CAPÍTULO PRIMERO
ENCONTRARON a la víctima demasiado tarde.
Hacía una semana del asesinato. Una larga semana. Especialmente, fue larga para mí.
La más larga de todas las semanas de mi vida.
Día a día hojeando los periódicos, sobre todo en sus páginas de sucesos. Día a día abriendo el televisor, a la espera de los boletines de noticias. Y escuchando la radio, pendiente siempre de la información diaria de la ciudad.
Resultado siempre: negativo.
Así fue desde aquel domingo. Hasta el sábado precisamente. El sábado a media tarde. Entonces lo encontraron.
Me enteré de cómo había sucedido, igual que si yo estuviera allí. Supe de qué modo fue hallado, conocí las circunstancias del hecho, igual que si lo hubiera presenciado todo. El reportaje de Martin Bantam sobre ello, era muy amplio y minucioso. El siempre escribía de ese modo. Naturalmente, mientras presenciaba los hechos o los relataba luego, sentado delante de su máquina de escribir para los lectores, Martin Bantam no podía imaginarse que un buen amigo suyo era el asesino de aquel hombre.
No podía sospechar, ni en sueños, que yo, su amigo Steve Corman, fuese el asesino de un hombre poco conocido en Miami Beach, cuyo nombre era, aparentemente, Clark R. Smitthers.
Sólo aparentemente…
* * *
—Clark R. Smitthers. Era su nombre, teniente.
—Ya. Al menos, el nombre con el que arrendó este bungalow, ¿no, señora Pearson?
—Bueno… sí —asintió Abigail Pearson, vacilante, pestañeando tras de sus gafas de montura metálica, dorada—. Eso es lo que él dijo. Y a ese nombre se lo arrendé, percibiendo íntegramente el importe de tres mensualidades, que es el mínimo de tiempo por el que se alquilan estas viviendas.

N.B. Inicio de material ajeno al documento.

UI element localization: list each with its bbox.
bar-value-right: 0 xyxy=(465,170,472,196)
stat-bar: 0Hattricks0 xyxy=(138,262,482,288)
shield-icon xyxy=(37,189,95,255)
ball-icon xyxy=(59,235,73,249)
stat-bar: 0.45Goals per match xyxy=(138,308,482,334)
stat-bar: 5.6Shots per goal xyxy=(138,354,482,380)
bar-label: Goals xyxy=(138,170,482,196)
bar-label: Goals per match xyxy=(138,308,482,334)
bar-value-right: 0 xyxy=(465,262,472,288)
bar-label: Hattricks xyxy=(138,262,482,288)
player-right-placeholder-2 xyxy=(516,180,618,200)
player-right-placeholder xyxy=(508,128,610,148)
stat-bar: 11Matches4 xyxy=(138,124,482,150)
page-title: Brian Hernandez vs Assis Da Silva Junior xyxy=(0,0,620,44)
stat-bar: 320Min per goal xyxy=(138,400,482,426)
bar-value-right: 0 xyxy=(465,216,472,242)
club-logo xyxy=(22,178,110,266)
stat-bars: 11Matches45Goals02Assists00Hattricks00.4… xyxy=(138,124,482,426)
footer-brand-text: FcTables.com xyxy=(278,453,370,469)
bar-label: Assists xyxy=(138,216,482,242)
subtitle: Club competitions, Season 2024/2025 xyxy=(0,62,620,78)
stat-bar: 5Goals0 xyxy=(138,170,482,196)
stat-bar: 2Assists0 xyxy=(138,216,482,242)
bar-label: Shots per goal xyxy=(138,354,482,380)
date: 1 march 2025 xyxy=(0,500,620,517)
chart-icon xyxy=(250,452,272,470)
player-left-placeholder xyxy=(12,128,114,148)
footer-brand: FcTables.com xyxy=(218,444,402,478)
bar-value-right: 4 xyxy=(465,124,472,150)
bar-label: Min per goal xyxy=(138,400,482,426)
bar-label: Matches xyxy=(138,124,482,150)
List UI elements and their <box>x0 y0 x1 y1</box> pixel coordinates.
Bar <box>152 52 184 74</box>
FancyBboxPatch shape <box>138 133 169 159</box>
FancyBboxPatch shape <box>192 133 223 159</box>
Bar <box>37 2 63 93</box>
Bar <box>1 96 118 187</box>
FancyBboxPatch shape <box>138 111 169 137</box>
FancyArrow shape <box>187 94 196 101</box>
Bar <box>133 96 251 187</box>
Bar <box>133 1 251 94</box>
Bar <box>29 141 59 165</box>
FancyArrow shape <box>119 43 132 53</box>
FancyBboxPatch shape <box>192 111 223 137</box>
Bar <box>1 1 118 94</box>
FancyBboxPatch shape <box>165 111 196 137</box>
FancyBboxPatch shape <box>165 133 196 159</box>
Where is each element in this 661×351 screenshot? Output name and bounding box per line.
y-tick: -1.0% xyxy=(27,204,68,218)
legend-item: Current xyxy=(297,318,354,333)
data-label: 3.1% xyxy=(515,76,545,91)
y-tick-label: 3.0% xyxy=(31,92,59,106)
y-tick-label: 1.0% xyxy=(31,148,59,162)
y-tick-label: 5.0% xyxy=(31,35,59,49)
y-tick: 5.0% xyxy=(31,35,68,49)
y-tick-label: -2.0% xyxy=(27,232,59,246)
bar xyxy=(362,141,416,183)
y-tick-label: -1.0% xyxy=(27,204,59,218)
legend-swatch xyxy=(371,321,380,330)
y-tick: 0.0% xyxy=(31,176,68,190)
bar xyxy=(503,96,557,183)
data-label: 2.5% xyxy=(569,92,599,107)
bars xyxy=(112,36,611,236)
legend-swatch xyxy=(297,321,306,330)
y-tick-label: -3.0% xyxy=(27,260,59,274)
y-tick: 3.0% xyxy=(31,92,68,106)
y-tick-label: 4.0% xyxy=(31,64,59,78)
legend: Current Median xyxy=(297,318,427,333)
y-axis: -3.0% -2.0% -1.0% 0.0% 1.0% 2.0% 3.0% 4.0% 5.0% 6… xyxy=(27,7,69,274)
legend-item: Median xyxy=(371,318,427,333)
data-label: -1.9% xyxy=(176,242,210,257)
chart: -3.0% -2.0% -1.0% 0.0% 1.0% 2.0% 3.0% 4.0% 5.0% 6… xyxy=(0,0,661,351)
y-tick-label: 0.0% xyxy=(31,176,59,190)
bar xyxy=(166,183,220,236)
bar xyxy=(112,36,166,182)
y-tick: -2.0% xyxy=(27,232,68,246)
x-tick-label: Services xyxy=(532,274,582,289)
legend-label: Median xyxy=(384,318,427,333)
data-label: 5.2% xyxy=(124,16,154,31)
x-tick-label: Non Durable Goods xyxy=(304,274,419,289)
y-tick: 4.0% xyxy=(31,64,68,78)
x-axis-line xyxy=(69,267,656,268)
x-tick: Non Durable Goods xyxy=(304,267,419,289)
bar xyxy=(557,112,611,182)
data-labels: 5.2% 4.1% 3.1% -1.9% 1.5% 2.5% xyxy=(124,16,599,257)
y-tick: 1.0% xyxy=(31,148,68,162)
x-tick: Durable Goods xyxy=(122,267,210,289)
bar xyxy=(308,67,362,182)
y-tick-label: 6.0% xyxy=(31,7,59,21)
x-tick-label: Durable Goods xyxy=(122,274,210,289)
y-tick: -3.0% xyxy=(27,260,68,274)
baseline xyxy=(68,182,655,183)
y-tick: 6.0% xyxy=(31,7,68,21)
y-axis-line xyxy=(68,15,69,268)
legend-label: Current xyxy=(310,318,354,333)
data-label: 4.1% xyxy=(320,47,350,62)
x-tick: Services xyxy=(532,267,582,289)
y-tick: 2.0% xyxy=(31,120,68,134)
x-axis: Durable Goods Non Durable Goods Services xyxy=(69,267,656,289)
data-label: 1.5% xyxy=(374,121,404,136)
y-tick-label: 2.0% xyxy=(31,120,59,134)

—Comprendo, señora Pearson —el teniente Ralph Dillman, de la División de Homicidios de Tallahassee, sacudió enérgicamente su cabeza, sin desviar los ojos de la dama de ropas oscuras, pelo negro, ojos del mismo color, mortecinos y gafas de grueso cristal—. ¿Es usted la propietaria de todos estos bungalows que arrienda?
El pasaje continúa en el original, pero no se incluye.